Ok To the point, I'v been with my girlfriend for little over a year, but were with each other when we were 16yrs old we are now in our early 30's (2nd go around)
We have been arguing alot. I like to talk things out, she does not and makes me feel bad that I do. She is not very emotional and I'am, she has 3 kids and I have one. She has a past of decietfulness and I do not. Bingo!
Her past sometime bothers me? I know I wasn't there but I judge her, she shows no remorse and I'm scared she will do it to me. example: she slept with her husbands good friend and still has not come clean says she won't. And the friend will probably tell him some day.
She is very bad than mony horrible credit and not motivated to fix it for the future.
I LOVE HER and cant try to fix her anymore but what do I do? Is it time for me to feel that horrible feeling of a breakup? Or whats is wrong with me?
Well I have to tell you this person does not sound like a stable caring person! Sounds like you have it together and she does not care to even try to get it together. She does not sound emotional at all and seems to have issues when it comes to others feelings as she does not seem to care (hope i did not cross the line as I dont really know her) about hurting people. Cut your loses now if you are a sensative caring man trust me there are many of us woman out there that would love to have someone like you. People like her are hard to change well make that almost impossible. Sounds like you already know that she may just bring you down. Good luck!!
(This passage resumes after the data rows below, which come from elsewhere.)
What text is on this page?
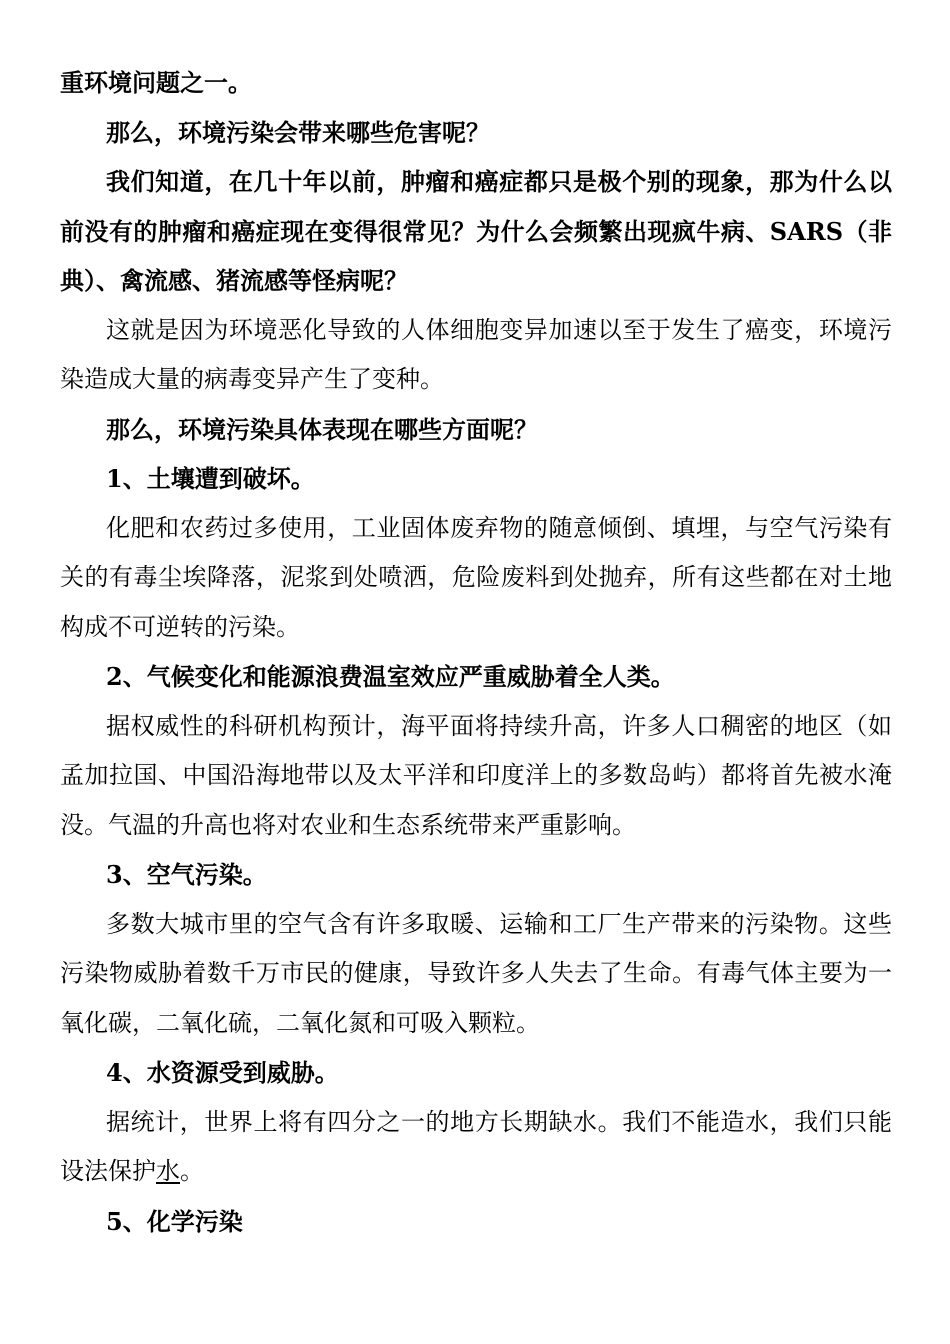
重环境问题之一。

那么，环境污染会带来哪些危害呢？

我们知道，在几十年以前，肿瘤和癌症都只是极个别的现象，那为什么以前没有的肿瘤和癌症现在变得很常见？为什么会频繁出现疯牛病、SARS（非典）、禽流感、猪流感等怪病呢？

这就是因为环境恶化导致的人体细胞变异加速以至于发生了癌变，环境污染造成大量的病毒变异产生了变种。

那么，环境污染具体表现在哪些方面呢？

1、土壤遭到破坏。

化肥和农药过多使用，工业固体废弃物的随意倾倒、填埋，与空气污染有关的有毒尘埃降落，泥浆到处喷洒，危险废料到处抛弃，所有这些都在对土地构成不可逆转的污染。

2、气候变化和能源浪费温室效应严重威胁着全人类。

据权威性的科研机构预计，海平面将持续升高，许多人口稠密的地区（如孟加拉国、中国沿海地带以及太平洋和印度洋上的多数岛屿）都将首先被水淹没。气温的升高也将对农业和生态系统带来严重影响。

3、空气污染。

多数大城市里的空气含有许多取暖、运输和工厂生产带来的污染物。这些污染物威胁着数千万市民的健康，导致许多人失去了生命。有毒气体主要为一氧化碳，二氧化硫，二氧化氮和可吸入颗粒。

4、水资源受到威胁。

据统计，世界上将有四分之一的地方长期缺水。我们不能造水，我们只能设法保护水。

5、化学污染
You did know her past when you got involved with her? Is that correct? I'm in no way excusing what she has done in her past. Sometimes a persons past can haunt them and keep them down..well we are all accountable for our actions but it can make it harder to change and result in a fear failure. Her past is her past. It sounds more like she has a chip on her shoulder and that's why there is no remorse or she's just hidding the truth from herself..or..or who knows. Your right you can't change her. But i wouldn't corner her to be totally at fault. It sounds more like you are realizing that she is not right for you. And that's ok. Honestly it would be good for her to sort herself out. If you accepted her faults and all at one time and now you don't she may not be able to follow what's going on or what's wrong. If you use her past against her then you are not being fair if it hasn't been in the middle of your relationship she won't understand anyway. It is unfortunate that she is unwilling to talk things out with you because that may have been her only chance. She needs to be willing to put in an effort and care enough about your relationship to do that. She needs to meet you half way and more because she has her own issues. If she can't or won't do this then yes you need to consider your options and it sounds like you are already doing that. Can i ask a question? Do you love her or what you want her to be or what you had hoped you could be together. Perhaps all of the above. Tread carefully with those children!
I do love her but as someone pointed out it may be more of what I thought she would be or what i thought we could be. I have some thinking to do and I 'm already scared of the feeling the break up blues.
Sometimes planning a breakup is harder than being broken up itself. I was unhappy with my boyfriend for several months and kept stalling. When I finally did it, it was a huge relief. Why settle for someone you're not excited about?